To solve this problem, Alivisatos and Daniele Gerion, a former postdoc in the Alivisatos lab, coated the dots with a protective layer of polyethylene glycol, which is a very nonreactive and stable compound that is used extensively by the pharmaceutical industry in drug formulation. This layer is designed to prevent the dots from leaking heavy metal ions into cells once they’re inside.
“The polyethylene glycose compound does not break down easily. At a very small scale, it is almost perfect in structure,” says Chen.
To test how well this coating does its job, Chen’s team recently turned to the tiny chip filled with several thousands probes of known human genes. This chip enables the researchers to quickly expose the human genome to a compound, such as quantum dots, and determine the extent to which the compound forces the genes to express themselves abnormally.
Their work is part of a new field called toxicogenomics. It’s based on the idea that if the environment inside a cell is altered by an external stimulus, then some of the cell’s genes will likely express themselves in an atypical way. The more toxic the external stimulus, the greater the number of genes that will be altered. Conversely, if the stimulus is benign, then very few genes will change. With this in mind, Chen’s team introduced polyethylene glycose-coated dots inside living cells, and ran the gene expression test.
“We found that of the 18,400 genes on our chip, only approximately 50 genes were affected, which is about 0.2 percent of the human genome,” says Chen.
According to Chen, this miniscule shift isn’t worrisome for several reasons. First, the number of genes affected is very small given the large dose of quantum dots used in the study, which is up to 1000 times greater than the dose that would typically be used. Second, the affected genes are not related to heavy metal exposure, which would be the case if the cells had been exposed to cadmium or zinc ions. And third, the genes that do change are involved in transporting the quantum dots through the cell membrane and within the cell.

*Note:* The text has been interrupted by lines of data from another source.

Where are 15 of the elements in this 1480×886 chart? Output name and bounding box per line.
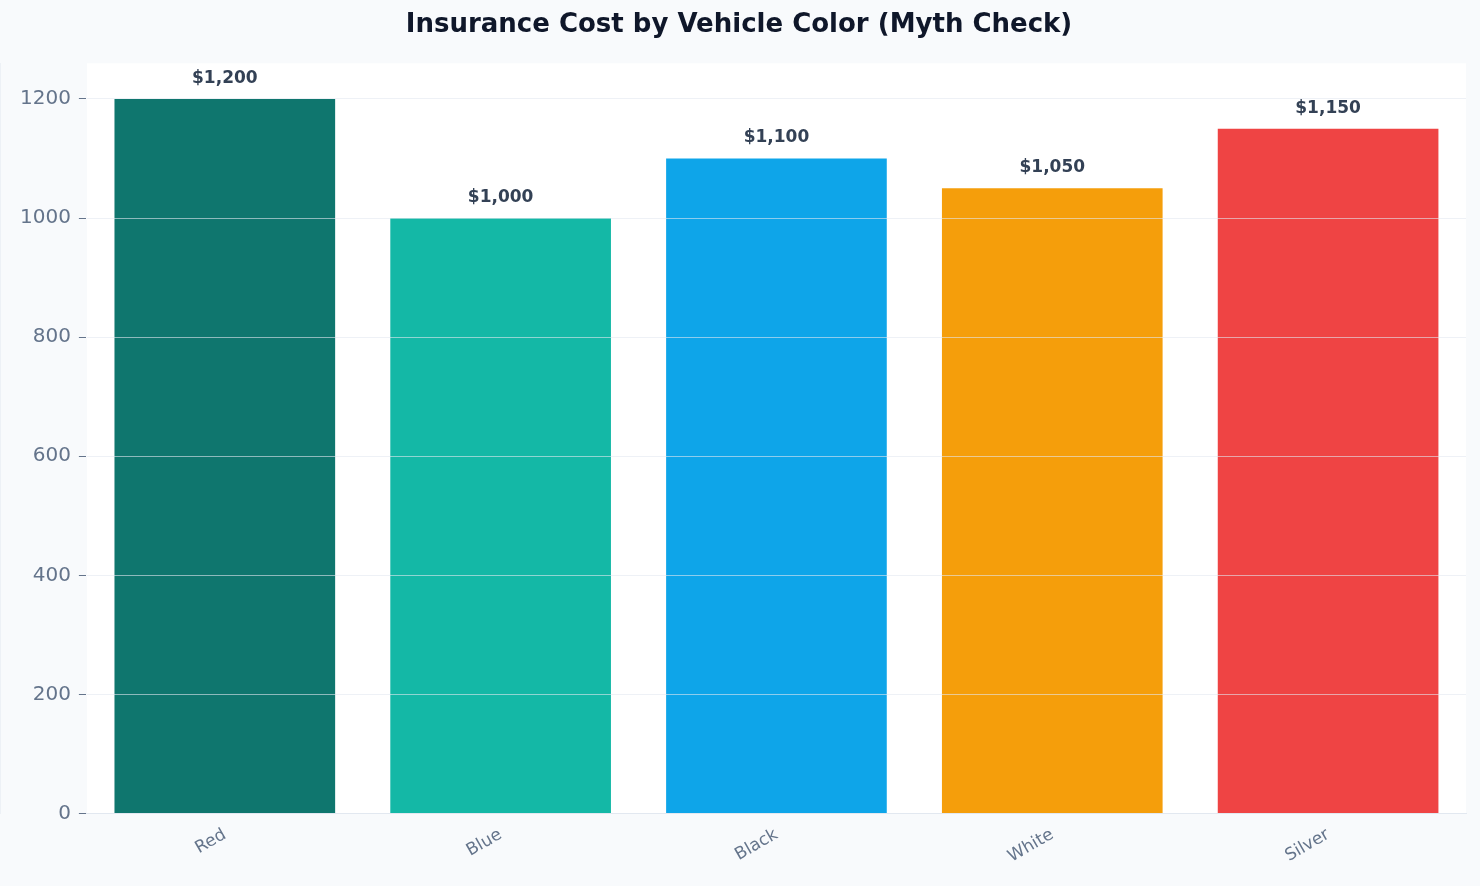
data-label: $1,100	[743, 126, 810, 147]
y-tick-label: 400	[32, 561, 71, 586]
y-tick-label: 0	[58, 799, 71, 824]
x-tick-label: Blue	[462, 823, 505, 860]
y-tick-label: 600	[32, 442, 71, 467]
chart-title: Insurance Cost by Vehicle Color (Myth Check)	[405, 8, 1073, 39]
x-tick-label: Red	[191, 823, 230, 857]
data-label: $1,000	[467, 185, 534, 206]
y-tick-label: 800	[32, 323, 71, 348]
y-tick-label: 200	[32, 680, 71, 705]
data-label: $1,050	[1019, 156, 1086, 177]
y-tick-label: 1200	[19, 85, 71, 110]
data-label: $1,150	[1295, 96, 1362, 117]
y-tick-label: 1000	[19, 204, 71, 229]
data-label: $1,200	[192, 66, 258, 87]
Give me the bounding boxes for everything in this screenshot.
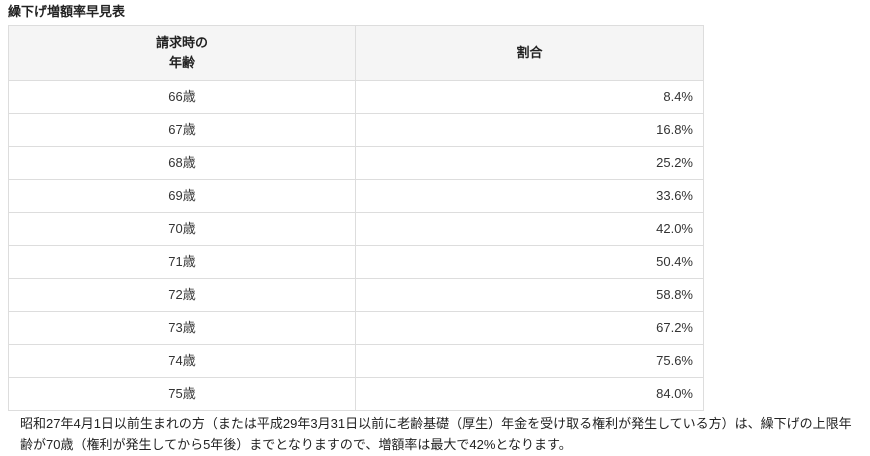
table-row: 72歳 58.8% <box>8 278 704 312</box>
rate-cell: 58.8% <box>355 278 704 312</box>
age-cell: 73歳 <box>8 311 356 345</box>
age-cell: 71歳 <box>8 245 356 279</box>
table-row: 75歳 84.0% <box>8 377 704 411</box>
rate-cell: 8.4% <box>355 80 704 114</box>
footnote: 昭和27年4月1日以前生まれの方（または平成29年3月31日以前に老齢基礎（厚生… <box>20 416 852 452</box>
rate-cell: 16.8% <box>355 113 704 147</box>
rate-cell: 50.4% <box>355 245 704 279</box>
table-header-row: 請求時の年齢 割合 <box>8 25 704 81</box>
page-title: 繰下げ増額率早見表 <box>8 4 126 19</box>
rate-cell: 25.2% <box>355 146 704 180</box>
header-age-line1: 請求時の <box>155 35 208 50</box>
table-row: 70歳 42.0% <box>8 212 704 246</box>
header-rate: 割合 <box>355 25 704 81</box>
age-cell: 66歳 <box>8 80 356 114</box>
rate-cell: 75.6% <box>355 344 704 378</box>
header-age: 請求時の 年齢 <box>8 25 356 81</box>
table-row: 69歳 33.6% <box>8 179 704 213</box>
table-row: 66歳 8.4% <box>8 80 704 114</box>
rate-cell: 42.0% <box>355 212 704 246</box>
age-cell: 75歳 <box>8 377 356 411</box>
age-cell: 74歳 <box>8 344 356 378</box>
table-row: 71歳 50.4% <box>8 245 704 279</box>
age-cell: 70歳 <box>8 212 356 246</box>
rate-cell: 33.6% <box>355 179 704 213</box>
age-cell: 72歳 <box>8 278 356 312</box>
header-age-line2: 年齢 <box>168 55 195 70</box>
rate-cell: 84.0% <box>355 377 704 411</box>
table-row: 74歳 75.6% <box>8 344 704 378</box>
rate-cell: 67.2% <box>355 311 704 345</box>
age-cell: 67歳 <box>8 113 356 147</box>
table-row: 67歳 16.8% <box>8 113 704 147</box>
age-cell: 68歳 <box>8 146 356 180</box>
increase-rate-table: 請求時の年齢 割合 66歳 8.4% 67歳 16.8% 68歳 25.2% 69歳 33.6… <box>8 25 704 411</box>
table-row: 73歳 67.2% <box>8 311 704 345</box>
age-cell: 69歳 <box>8 179 356 213</box>
table-row: 68歳 25.2% <box>8 146 704 180</box>
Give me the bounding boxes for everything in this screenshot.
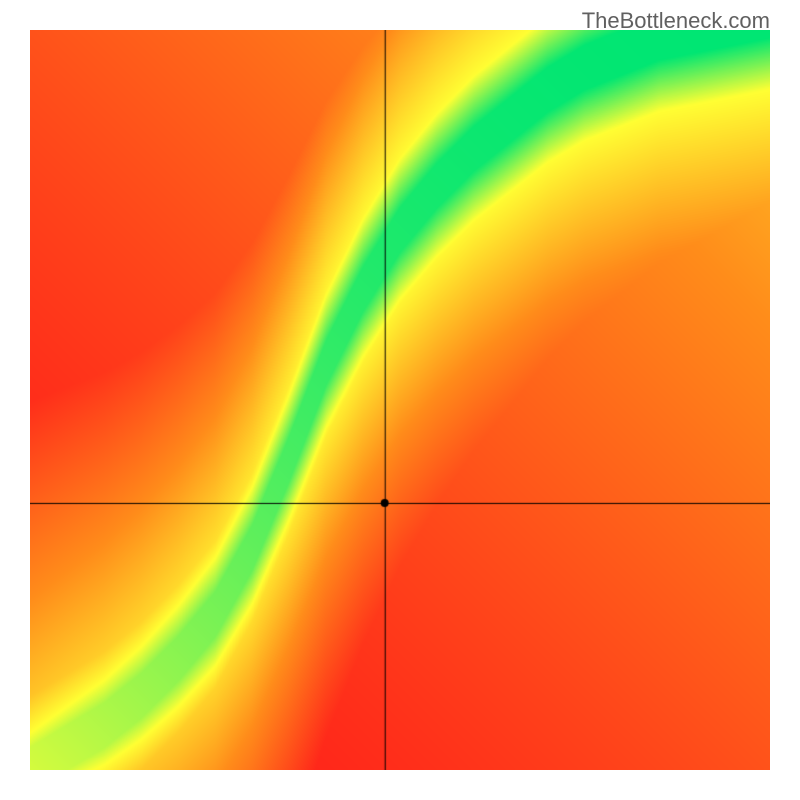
bottleneck-heatmap [30,30,770,770]
heatmap-canvas [30,30,770,770]
watermark-text: TheBottleneck.com [582,8,770,34]
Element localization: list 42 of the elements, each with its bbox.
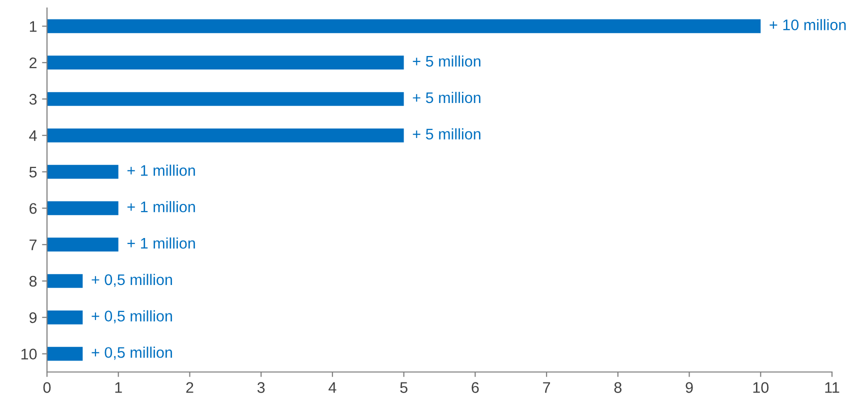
y-tick-label: 2 (30, 57, 37, 68)
bar (47, 310, 83, 324)
x-tick-label: 9 (686, 382, 693, 393)
x-tick-label: 6 (472, 382, 479, 393)
x-tick-label: 4 (328, 382, 336, 393)
data-label: + 0,5 million (92, 346, 172, 360)
data-label: + 5 million (412, 92, 480, 104)
bar (47, 238, 118, 252)
x-tick-label: 11 (825, 382, 840, 393)
bar (47, 274, 83, 288)
x-tick-label: 3 (257, 382, 265, 393)
bar (47, 201, 118, 216)
y-tick-label: 8 (29, 276, 37, 287)
data-label: + 1 million (127, 237, 195, 249)
data-label: + 0,5 million (92, 310, 172, 324)
y-tick-label: 6 (30, 203, 37, 214)
bar (47, 346, 83, 361)
x-tick-label: 8 (614, 382, 622, 393)
y-tick-label: 5 (29, 166, 37, 178)
x-tick-label: 5 (400, 382, 408, 393)
data-label: + 1 million (127, 201, 195, 212)
bar (47, 164, 118, 179)
y-tick-label: 7 (30, 240, 37, 250)
y-tick-label: 4 (29, 130, 37, 141)
bar (47, 19, 761, 34)
x-tick-label: 1 (115, 382, 122, 393)
y-tick-label: 9 (30, 312, 37, 324)
bar (47, 56, 404, 70)
x-tick-label: 10 (753, 382, 769, 393)
data-label: + 1 million (127, 164, 195, 176)
y-tick-label: 3 (29, 94, 37, 105)
data-label: + 5 million (412, 55, 480, 67)
data-label: + 5 million (412, 128, 480, 140)
x-tick-label: 7 (543, 382, 550, 393)
data-label: + 0,5 million (92, 274, 172, 287)
y-tick-label: 1 (30, 21, 37, 32)
x-tick-label: 2 (186, 382, 194, 393)
x-tick-label: 0 (43, 382, 51, 393)
bar (47, 92, 404, 106)
y-tick-label: 10 (21, 348, 37, 360)
data-label: + 10 million (770, 19, 846, 30)
bar (47, 128, 404, 142)
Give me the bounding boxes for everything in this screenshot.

“We see changes in transporter proteins, which is expected because the dots have to be transported into and within the cell,” says Chen, who reported this research in an April issue of the journal Nano Letters. Based on their results, Chen’s team hopes to soon use quantum dots for in vivo imaging of breast and prostate cancer.
“We could use quantum dots to see cancers at very early stages, as well as characterize the molecular makeup of cancer,” says Chen.
The Berkeley Lab team is also working in collaboration with other researchers on the mutagenic and carcinogenic characterization of these silica-coated quantum dots.
Researchers from the Santa Clara, California-based company Affymetrix, Lawrence Livermore National Laboratory, the University of California at Berkeley, and the University of California at San Francisco’s Comprehensive Cancer Center also participated in the study.